Expand FM eval suite: per-category scoring and latency by FuJacob · Pull Request #335 · FuJacob/cotabby

FuJacob · 2026-05-28T08:28:07Z

Summary

Grows FoundationModelDriftEvalTests from 10 chat-drift prefixes to 52 cases across seven categories (chat-drift, email, slack, code, code-comment, prose, mid-line insertion) and adds per-case scoring for drift, emptiness, chat-template noise, and mid-word truncation, plus per-case and P50/P95 latency. This is the baseline harness for the upcoming FM stack (session reuse, prewarm, streaming, prompt rewrite, richer context) so each later change can be compared head-to-head instead of guessed at.

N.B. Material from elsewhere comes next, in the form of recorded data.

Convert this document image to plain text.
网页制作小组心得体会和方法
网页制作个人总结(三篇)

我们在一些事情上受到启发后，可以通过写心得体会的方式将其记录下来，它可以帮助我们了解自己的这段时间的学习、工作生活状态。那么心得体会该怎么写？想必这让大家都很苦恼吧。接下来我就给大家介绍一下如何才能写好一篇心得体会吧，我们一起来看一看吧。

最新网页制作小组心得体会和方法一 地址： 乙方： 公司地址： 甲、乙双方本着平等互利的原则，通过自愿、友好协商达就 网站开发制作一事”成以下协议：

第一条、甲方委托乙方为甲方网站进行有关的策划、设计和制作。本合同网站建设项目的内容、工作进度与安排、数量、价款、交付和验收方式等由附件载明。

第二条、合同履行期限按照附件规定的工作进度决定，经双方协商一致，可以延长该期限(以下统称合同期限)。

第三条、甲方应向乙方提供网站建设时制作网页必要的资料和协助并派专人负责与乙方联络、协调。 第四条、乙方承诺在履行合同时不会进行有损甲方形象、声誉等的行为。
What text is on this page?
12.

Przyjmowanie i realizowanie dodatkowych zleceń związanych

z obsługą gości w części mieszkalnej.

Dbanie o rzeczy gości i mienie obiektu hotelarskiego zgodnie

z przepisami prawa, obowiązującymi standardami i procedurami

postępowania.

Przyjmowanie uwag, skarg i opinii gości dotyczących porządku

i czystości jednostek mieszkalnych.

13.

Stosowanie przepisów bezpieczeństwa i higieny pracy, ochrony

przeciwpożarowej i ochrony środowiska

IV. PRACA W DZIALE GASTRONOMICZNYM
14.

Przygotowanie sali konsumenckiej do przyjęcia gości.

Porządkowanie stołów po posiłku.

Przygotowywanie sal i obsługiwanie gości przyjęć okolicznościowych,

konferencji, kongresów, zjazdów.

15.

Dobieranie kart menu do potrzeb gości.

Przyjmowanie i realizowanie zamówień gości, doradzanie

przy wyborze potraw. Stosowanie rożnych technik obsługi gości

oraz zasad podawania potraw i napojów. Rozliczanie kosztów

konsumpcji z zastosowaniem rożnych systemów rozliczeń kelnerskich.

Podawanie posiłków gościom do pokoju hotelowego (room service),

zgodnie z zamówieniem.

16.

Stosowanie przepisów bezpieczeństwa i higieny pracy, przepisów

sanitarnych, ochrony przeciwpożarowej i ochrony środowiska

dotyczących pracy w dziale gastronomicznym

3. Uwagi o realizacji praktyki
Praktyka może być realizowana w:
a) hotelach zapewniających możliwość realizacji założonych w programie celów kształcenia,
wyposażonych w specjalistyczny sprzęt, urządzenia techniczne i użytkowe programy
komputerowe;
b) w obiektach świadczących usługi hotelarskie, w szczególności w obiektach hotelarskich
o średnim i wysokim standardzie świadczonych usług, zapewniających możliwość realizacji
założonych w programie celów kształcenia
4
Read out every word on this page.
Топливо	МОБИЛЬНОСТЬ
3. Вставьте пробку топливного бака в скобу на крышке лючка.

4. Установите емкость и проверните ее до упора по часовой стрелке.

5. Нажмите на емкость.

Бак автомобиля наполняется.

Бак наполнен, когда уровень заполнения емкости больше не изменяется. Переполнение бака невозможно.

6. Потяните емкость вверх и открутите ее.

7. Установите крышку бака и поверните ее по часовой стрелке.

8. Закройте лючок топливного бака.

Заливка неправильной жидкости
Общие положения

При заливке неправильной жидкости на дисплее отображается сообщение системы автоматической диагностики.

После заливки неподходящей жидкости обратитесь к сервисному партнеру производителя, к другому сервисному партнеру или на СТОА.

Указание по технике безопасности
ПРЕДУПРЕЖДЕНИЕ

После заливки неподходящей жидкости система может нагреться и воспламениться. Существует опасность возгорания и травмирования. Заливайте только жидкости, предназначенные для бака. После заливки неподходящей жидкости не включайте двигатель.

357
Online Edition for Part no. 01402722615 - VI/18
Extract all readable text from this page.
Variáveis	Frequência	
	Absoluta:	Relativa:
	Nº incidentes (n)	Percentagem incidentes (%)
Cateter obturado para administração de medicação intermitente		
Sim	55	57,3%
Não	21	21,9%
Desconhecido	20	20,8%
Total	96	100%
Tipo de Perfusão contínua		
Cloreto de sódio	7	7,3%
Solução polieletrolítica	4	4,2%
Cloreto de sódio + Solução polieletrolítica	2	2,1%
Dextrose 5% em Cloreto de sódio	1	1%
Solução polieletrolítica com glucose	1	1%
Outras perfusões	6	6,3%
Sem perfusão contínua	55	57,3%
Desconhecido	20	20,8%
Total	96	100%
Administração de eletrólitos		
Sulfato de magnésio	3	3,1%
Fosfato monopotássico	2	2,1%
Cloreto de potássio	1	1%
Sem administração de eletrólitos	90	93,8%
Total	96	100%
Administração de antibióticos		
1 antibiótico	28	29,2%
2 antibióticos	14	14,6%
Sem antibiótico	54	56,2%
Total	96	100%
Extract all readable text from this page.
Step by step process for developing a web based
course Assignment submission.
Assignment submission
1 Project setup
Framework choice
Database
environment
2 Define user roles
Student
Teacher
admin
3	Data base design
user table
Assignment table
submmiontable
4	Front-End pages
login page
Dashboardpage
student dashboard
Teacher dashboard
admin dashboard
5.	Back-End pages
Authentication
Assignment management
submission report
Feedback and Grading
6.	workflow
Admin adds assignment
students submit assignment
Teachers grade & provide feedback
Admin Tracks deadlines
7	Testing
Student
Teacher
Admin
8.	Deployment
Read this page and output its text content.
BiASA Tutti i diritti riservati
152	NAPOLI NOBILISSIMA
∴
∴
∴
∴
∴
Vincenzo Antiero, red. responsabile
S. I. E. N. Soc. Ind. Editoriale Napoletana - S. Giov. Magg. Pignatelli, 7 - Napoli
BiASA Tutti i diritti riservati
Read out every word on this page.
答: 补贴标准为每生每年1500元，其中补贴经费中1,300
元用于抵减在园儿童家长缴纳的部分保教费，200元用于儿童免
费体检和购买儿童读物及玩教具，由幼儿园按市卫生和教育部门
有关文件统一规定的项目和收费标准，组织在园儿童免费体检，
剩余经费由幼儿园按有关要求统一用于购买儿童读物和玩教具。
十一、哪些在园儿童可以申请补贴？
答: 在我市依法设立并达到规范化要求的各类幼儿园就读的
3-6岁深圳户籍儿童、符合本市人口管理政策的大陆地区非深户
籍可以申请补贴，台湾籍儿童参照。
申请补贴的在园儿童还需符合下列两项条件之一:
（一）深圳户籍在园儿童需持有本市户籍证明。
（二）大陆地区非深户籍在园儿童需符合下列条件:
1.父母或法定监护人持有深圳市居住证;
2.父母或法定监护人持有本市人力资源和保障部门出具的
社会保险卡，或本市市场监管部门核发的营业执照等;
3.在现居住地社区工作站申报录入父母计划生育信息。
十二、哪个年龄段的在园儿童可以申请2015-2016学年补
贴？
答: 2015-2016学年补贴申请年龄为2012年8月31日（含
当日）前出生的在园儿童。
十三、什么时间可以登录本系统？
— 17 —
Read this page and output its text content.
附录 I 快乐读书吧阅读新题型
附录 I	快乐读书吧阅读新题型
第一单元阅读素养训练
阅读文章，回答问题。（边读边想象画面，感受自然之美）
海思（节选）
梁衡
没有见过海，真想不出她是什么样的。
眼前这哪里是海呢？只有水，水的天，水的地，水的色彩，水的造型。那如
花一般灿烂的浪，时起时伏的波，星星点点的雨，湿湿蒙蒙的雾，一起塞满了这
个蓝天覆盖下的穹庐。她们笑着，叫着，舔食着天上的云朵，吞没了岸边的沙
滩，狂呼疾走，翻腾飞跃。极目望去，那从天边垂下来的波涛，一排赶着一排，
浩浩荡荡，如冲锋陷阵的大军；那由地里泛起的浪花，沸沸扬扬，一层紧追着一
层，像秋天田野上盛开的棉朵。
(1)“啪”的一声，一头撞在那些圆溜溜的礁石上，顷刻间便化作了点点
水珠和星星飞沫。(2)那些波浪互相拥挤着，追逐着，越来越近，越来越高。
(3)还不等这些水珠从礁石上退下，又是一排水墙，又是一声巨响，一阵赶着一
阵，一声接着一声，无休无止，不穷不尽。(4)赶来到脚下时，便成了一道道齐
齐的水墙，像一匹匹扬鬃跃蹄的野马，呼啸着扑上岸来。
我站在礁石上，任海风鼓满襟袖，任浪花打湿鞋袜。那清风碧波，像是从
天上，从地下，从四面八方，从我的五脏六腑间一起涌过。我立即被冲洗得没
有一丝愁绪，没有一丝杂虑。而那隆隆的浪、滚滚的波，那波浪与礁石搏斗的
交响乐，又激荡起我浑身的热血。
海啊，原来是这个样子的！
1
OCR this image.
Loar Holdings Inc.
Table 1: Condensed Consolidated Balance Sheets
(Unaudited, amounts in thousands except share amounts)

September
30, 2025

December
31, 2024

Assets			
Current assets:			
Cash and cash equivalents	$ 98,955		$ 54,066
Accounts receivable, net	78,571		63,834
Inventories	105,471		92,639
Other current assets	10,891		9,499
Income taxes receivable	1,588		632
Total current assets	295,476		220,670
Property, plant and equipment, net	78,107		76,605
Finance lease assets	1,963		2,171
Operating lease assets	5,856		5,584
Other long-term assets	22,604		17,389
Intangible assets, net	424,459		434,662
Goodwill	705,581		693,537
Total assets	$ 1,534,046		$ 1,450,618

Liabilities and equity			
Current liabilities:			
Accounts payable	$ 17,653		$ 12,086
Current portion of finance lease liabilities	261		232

Pure test infrastructure — no production code changes. Stays gated behind RUN_FM_EVAL and is -skip-testing'd in CI exactly as before.

Validation

xcodebuild -project Cotabby.xcodeproj -scheme Cotabby -destination 'platform=macOS' build-for-testing CODE_SIGNING_ALLOWED=NO
→ ** TEST BUILD SUCCEEDED **

xcodebuild ... SWIFT_ACTIVE_COMPILATION_CONDITIONS='$(inherited) RUN_FM_EVAL'
→ ** TEST BUILD SUCCEEDED **

The eval itself runs on-device only. Once this lands, run locally with:

xcodebuild test -project Cotabby.xcodeproj -scheme Cotabby \
  -destination 'platform=macOS' \
  -only-testing:CotabbyTests/FoundationModelDriftEvalTests \
  SWIFT_ACTIVE_COMPILATION_CONDITIONS='$(inherited) RUN_FM_EVAL' \
  CODE_SIGNING_ALLOWED=NO

The report prints per-case status, per-category drift / mid-word counts, and P50/P95/max latency.

Linked issues

Refs the FM-quality investigation that motivates the upcoming stack of PRs.

Risk / rollout notes

Test-only change. The class is excluded from CI (tests.yml -skip-testing:CotabbyTests/FoundationModelDriftEvalTests) and gated behind RUN_FM_EVAL. CI behavior is unchanged.
Renamed the single test method test_reportAssistantDriftRate → test_reportEvalSuite to reflect its widened scope. -skip-testing targets the class, so no CI config changes needed.
Local runs now do ~52 on-device generations instead of 10 (~30s wall on an M-series Mac). Expected; this is a tuning harness, not a CI gate.

Greptile Summary

Grows the FoundationModelDriftEvalTests harness from 10 chat-drift prefixes to 52 cases across seven categories, adds per-case scoring (DRIFT, EMPTY, NOISE, MIDWORD), per-case latency, and a structured renderReport that prints per-category and aggregate stats.

New categories: email, slack, code, codeComment, prose, and midLine cases join the original chat-drift bucket; each is scored independently so category-level regressions aren't hidden by whole-set averages.
Corrected statistical methods: p50 now averages the two middle values for even-length arrays, and p95 uses ceiling nearest-rank (Int((n * 0.95).rounded(.up)) - 1) rather than plain truncation — both were flagged in a prior review and are correctly addressed here.
Assertions expanded: hard-zero assertions added for NOISE and EMPTY; drift threshold scaled to 20% with a minimum floor of 3.

Confidence Score: 5/5

Pure test-infrastructure change, gated behind RUN_FM_EVAL and excluded from CI — no production code is touched and CI behaviour is unchanged.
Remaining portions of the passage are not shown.